Public health authorities must be able to access the data shared globally to monitor the COVID-19 outbreak. The ‘Worldometer,’ which offers a real-time update of the actual number of individuals suffering from the covid-19 disease worldwide, daily new cases of the disease [6], disease distribution by nations, and disease severity, are just a few of the initiatives taken by the organizations [7]. Artificial Intelligence (AI) and Deep Learning techniques can help to improve COVID-19 detection and diagnosis. These algorithms can be used as a primary screening tool for suspected infections, and those who are at a higher risk of disease can be tested for confirmation or quarantined.
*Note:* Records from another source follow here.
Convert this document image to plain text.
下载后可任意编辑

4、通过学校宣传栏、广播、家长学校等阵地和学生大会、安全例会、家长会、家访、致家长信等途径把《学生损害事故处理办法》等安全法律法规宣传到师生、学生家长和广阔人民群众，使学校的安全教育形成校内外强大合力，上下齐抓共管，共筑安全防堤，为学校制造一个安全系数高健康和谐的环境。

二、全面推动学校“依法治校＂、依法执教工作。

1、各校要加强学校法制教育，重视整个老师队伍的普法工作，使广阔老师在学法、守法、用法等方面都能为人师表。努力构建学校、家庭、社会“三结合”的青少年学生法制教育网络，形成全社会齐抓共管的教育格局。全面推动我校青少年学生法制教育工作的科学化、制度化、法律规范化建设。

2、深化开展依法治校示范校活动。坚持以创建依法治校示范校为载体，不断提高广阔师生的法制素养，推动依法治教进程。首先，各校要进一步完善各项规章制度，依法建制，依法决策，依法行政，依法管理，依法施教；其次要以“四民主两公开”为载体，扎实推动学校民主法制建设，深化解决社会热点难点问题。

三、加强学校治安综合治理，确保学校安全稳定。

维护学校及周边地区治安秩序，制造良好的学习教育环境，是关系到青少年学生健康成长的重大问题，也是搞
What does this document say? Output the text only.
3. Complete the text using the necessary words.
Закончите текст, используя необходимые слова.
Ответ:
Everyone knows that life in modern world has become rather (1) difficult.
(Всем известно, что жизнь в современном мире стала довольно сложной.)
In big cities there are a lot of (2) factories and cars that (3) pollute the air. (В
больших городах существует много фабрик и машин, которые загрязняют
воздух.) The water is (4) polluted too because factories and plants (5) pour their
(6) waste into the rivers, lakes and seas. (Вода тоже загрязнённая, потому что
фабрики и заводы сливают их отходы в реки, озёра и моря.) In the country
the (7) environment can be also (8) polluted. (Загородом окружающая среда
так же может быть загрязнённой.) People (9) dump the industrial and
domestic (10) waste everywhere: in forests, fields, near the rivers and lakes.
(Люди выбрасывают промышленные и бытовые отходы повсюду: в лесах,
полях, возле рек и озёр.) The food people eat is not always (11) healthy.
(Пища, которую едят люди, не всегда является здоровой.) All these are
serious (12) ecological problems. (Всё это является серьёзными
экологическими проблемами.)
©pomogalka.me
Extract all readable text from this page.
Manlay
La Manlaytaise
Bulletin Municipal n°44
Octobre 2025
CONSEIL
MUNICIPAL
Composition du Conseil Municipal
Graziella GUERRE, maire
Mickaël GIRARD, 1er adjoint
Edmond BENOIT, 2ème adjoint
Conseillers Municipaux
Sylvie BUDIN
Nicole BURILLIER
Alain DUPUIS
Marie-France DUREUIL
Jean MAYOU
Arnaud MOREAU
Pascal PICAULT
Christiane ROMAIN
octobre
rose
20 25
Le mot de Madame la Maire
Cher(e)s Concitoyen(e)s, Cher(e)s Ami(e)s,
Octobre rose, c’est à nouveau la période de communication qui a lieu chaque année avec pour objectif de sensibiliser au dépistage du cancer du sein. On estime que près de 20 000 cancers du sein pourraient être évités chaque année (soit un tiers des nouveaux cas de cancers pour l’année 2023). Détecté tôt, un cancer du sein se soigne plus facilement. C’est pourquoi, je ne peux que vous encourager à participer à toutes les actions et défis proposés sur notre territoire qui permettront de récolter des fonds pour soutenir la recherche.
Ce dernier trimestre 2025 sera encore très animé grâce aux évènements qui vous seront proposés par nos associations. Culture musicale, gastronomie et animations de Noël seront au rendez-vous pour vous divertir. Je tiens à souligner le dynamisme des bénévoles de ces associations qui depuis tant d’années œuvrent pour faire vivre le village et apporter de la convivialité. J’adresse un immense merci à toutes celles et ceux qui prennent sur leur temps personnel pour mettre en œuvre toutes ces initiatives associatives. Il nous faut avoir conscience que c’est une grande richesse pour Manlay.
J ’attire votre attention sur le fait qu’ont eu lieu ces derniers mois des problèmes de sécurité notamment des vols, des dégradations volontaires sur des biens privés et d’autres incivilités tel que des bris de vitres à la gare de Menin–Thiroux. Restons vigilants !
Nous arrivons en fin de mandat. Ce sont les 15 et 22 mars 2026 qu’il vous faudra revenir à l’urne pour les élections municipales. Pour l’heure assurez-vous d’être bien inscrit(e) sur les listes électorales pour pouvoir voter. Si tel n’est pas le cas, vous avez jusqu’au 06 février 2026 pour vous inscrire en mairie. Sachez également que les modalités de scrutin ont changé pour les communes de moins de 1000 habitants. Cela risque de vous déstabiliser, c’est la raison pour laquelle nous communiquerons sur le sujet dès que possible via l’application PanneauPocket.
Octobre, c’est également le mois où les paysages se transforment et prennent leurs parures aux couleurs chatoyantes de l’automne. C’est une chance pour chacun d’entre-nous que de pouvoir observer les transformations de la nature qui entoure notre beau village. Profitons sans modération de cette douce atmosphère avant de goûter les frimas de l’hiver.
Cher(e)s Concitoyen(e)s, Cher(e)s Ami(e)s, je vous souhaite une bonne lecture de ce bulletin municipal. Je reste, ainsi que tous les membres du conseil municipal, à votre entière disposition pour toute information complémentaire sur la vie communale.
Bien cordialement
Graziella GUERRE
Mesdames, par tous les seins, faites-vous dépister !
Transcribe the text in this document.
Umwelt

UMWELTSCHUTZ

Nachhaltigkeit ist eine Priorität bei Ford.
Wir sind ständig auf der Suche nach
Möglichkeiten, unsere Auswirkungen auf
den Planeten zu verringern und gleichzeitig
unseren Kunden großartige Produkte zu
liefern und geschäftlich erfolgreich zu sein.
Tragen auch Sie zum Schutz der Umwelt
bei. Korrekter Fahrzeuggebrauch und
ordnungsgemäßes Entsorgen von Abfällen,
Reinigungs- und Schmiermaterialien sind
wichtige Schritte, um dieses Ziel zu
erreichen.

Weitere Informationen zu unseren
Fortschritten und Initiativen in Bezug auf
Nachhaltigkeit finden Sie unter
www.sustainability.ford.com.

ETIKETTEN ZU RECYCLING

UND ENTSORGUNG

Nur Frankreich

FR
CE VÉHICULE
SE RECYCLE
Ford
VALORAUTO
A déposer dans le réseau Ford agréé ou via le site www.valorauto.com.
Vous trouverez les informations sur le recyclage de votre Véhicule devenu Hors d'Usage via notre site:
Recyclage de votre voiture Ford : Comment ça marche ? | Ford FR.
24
Although most patients with coronavirus infection exhibit minor symptoms, clinicians are using the same amount of isolation, treatment, and monitoring techniques on all of them [7]. By automating various processes such as determining the role of treatment and care by analyzing clinical data with the use of pattern recognition approaches, and digitalization of patient’s reports in terms of medical records for future reference, AI and machine learning-based systems can be used to reduce the burden of work for health care professionals and medical staff [8]. Furthermore, this massive data can be utilized to train multiple machine learning algorithms to classify patients as patients with mild, moderate, or severe disease, particularly those at high risk of mortality, based on the severity of the infection, to treat the patient most effectively accordingly [7]. The patient data can be utilized as a training dataset for predicting other patients’ mortality risks using a prognostic prediction algorithm based on machine learning approaches [8].